Feel free to attack me for saying it but if you are one of those people arguing along those lines I blame YOU if an agency like 500px fails to generate significant revenue. Burying the really good images that customers are willing to pay for behind tens of thousand average shots, serialized like it is common in microstock, and available at the discount prices everywhere. This is not a promising concept. Do not act surprised if an agency finds out sooner or later that this model can not work.

Instead, get your act together, be honest about your images, split them up into images that deserve to be sold for $1 a piece (again: no offense, I have thousands myself that fit that description) and find the gems in your portfolio that might warrant a higher price. But then don’t sell them at the $1 store at the same time when asking $100 or more for the same product at a different place.

It isn’t like you would drive to a gas station on the other side of the city that demands $200 for a tank full of gas when you only pay $50 at the well known place in downtown. Why do you expect your image buyers to do that then? Honestly, I don’t feel sorry for your loss. You didn’t belong in there from the start.

If you’re in it for the money, the time for “upload everywhere” is over

Now I am in the comfortable position of having options: I have been lucky enough to become a founding contributor at Stocksy United, I was selected as a photographer at the macrostock distributor Westend61, and I am totally happy with both of them being my business partners.

Not everyone is as lucky as I am, having those options. Right? So I am talking with some arrogance if I talk about choosing where to sell. Right? Well, you might be. Then again, Alamy is an option that is open to almost everyone. The EyeEm Market is also a place that can be used as a sales platform by almost anyone. 500px still is another option.

And I haven’t been all that lucky after all, I think. Because I also have been rejected by agencies. I just put in a lot of thought into the “why was I rejected” and “how can I become better” over the past few years. Sure, I have also been at the right place at the right time but that is also because I have “wasted” a lot of time being around at a lot of places. Opportunities aren’t opening up just now when you need them. You have to work for them to open up.

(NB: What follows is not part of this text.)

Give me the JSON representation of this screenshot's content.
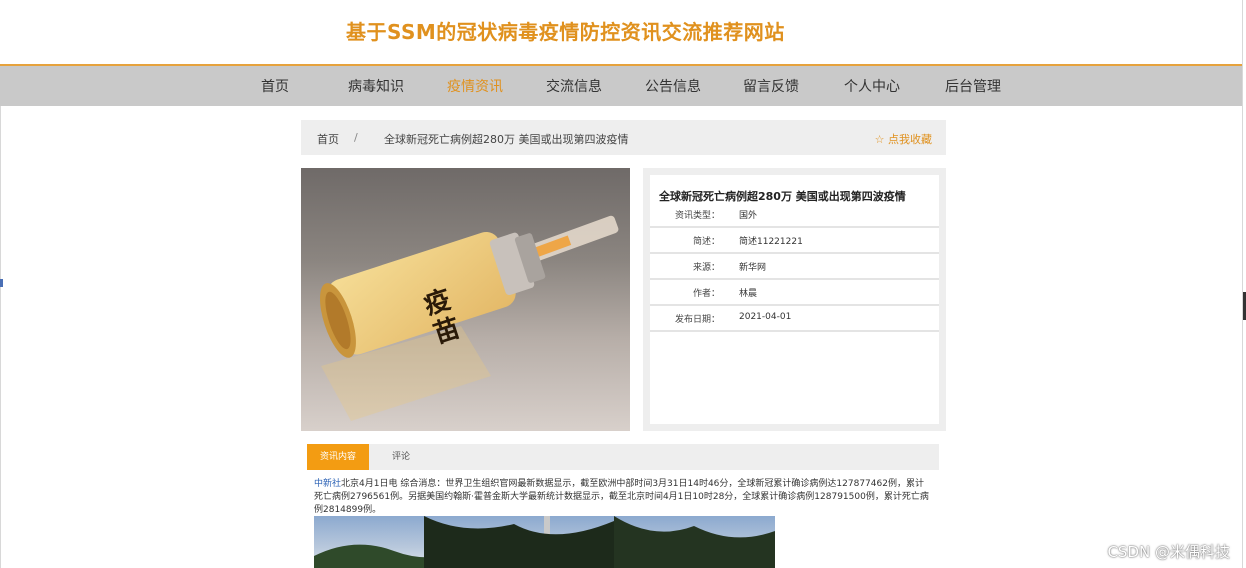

We have had a really great time in microstock, at iStock in the years of 2008 to 2010 with a thriving and active community and an ever growing customer base; with Shutterstock in the years after. But we are now at a stage when all the technological advances we have profited from are available to everyone and submission of images has become easier and easier. We have lots of competitors in the market, covering a wide range of customer needs at a wide range of pricing. Make use of all of these. But figure out what your product is and where it belongs. I am still not ashamed to be an active microstock supplier, actually my royalties in this area are still growing if only at a slower rate this year. But to become profitable it takes more than just putting your images anywhere you are allowed to.

Diversify, specialize, review and improve the product you are offering. And then choose which of the channels is the best for that product. Which can still be microstock or a premium place but most likely not both. Don’t make that mistake or you will be disappointed.